President Truman also knew he had to end the meeting. He said he was fully aware of the dangers in the situation, to say nothing of the political factors involved on both sides of the problem; these were his responsibility, and he would deal with them himself. Seeing Marshall was still very agitated, he rose and turned to him and said, “I understand your position, General, and I’m inclined to side with you in this matter.”

We rose with the President and gathered our papers. Marshall did not even glance at me as he and Lovett left. In fact, not only did he never speak to me again after that meeting, but, according to his official biogra­pher, he never again mentioned my name.




  1. Thank you for posting this. Trump is nothing but a Zionist doing everything he can to bolster Israel. No wonder so many Christians are against him. It's like he has no concern for the Palestinians and the terrorism they endure under Israel.

  2. I've had it with Trump. This one takes the cake. This guys seems nothing but an errand boy for Israel. Every time you turn around there's another Zionist who does the bidding of Israel. Trump doesn't even hid the fact that he is subservient to the Jews! He is actually proud of it. I hope that this is final straw for any support he has from Christians and that they finally wake up and impeach him.

  3. Praise God for Clack Clifford, a needed voice of reality that State doesn't like to hear. The more things change....and I'm glad for what Trump has done. More or less, what he's saying is "70 years of violence is not going to get you what you want", and if he stands firm through the next hissy fit, there will likely be some real progress towards peace.

  4. Thank you for this, Jim. I appreciate the work you are doing in exposing Trump as the dangerous powder keg that he is. This latest stunt has got to take the cake as the worst policy yet.

  5. This also exposes the danger of some Christians. There are some Christians who think that "prophecy" has a place in our world. I know that most would find this hard to believe, but there are some Christians who actually think this latest Trump stunt is positive news! I run from any "ministry" that even mentions the word prophecy in its teachings.

  6. Bike Bubba, did I read you correctly? You actually like this move? Most Christians are against Trump because he used to own casinos. No Christian could have voted for him in good conscious. The fact that he is subservient to the Jews and a Jew-loving errand boy who does their bidding is almost as worse as owning casinos. This latest stunt is reckless and dumb, like most of what he does. How can you seriously say you like it?

  7. The three biggest sins Christians can commit are playing cards, going to movies, and dancing. If we can get people to stop doing all three of those, they are are spiritually mature.

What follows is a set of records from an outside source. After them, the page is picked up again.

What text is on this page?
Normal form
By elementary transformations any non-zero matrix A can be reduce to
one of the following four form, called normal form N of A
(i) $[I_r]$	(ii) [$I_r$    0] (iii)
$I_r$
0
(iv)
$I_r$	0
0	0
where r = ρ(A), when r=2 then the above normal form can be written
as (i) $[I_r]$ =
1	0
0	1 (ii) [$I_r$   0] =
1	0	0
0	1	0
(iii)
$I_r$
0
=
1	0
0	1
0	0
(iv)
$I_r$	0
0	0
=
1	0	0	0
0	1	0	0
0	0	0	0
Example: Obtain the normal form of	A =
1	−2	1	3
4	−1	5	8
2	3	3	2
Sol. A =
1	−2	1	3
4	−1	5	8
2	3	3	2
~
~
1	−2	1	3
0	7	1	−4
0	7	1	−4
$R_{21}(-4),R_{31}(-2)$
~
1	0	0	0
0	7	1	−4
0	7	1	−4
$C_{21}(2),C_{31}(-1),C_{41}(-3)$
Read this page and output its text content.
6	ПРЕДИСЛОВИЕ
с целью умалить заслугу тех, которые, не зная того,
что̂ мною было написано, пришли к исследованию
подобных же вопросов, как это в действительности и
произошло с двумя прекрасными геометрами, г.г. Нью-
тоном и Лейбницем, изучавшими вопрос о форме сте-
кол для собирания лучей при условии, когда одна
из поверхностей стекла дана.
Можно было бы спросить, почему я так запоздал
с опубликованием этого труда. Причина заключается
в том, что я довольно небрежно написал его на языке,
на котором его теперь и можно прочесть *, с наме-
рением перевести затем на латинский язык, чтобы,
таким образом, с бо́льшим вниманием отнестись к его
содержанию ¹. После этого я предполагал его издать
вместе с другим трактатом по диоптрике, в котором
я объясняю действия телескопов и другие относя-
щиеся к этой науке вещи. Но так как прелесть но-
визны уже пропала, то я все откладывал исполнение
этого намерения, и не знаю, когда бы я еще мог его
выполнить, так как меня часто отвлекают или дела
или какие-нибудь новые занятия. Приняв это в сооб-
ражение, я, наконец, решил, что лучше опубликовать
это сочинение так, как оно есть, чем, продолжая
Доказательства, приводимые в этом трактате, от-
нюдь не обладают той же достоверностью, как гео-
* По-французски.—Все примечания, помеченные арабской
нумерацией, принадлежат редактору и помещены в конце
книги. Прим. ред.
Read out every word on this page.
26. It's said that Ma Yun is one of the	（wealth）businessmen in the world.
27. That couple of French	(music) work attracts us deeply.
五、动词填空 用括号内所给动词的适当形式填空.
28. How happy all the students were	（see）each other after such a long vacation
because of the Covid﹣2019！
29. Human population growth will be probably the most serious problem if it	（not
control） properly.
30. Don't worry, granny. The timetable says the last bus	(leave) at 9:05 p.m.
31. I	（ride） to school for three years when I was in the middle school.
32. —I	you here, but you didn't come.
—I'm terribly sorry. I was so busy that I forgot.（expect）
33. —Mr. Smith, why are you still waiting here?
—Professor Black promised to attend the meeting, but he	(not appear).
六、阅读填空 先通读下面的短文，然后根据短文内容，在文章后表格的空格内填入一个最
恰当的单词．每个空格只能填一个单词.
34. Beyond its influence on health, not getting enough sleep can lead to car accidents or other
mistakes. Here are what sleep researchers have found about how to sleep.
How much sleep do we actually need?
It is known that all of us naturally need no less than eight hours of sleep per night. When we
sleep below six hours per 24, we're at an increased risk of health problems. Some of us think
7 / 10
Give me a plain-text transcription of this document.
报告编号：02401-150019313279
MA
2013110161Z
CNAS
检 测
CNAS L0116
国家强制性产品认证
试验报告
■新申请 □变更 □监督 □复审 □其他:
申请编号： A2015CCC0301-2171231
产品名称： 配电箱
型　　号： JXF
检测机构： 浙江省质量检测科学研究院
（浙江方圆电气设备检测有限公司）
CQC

Trump had previously owned casinos, so that is the main reason Christians voted against him. It's hard to take anything he does seriously. This most recent stunt is reckless. It's all about him and getting his name in the newspaper. Who cares what city a capitol is in? He knew this would upset people and he's doing it anyway. That is foolish.

  8. Regardless of this story, I think we can all agree that we are ashamed and embarrassed at the way the Minnesota senator is being treated and how he was forced to resign. That is a sad day for Minnesota and the country in general. His representation will be missed.

  9. Anonymous, let's just say that Israel and the world have been playing a game of tolerating "minor" attacks by the PLO, Hamas, and the like for nearly 70 years, with the result that they keep doing it. Maybe it's time to change things up and see if we get a different result.

    Add drinking to your list about cultural fundamentalism, by the way. I prefer IPAs and dry reds, along with the Solas and the real Fundamentals.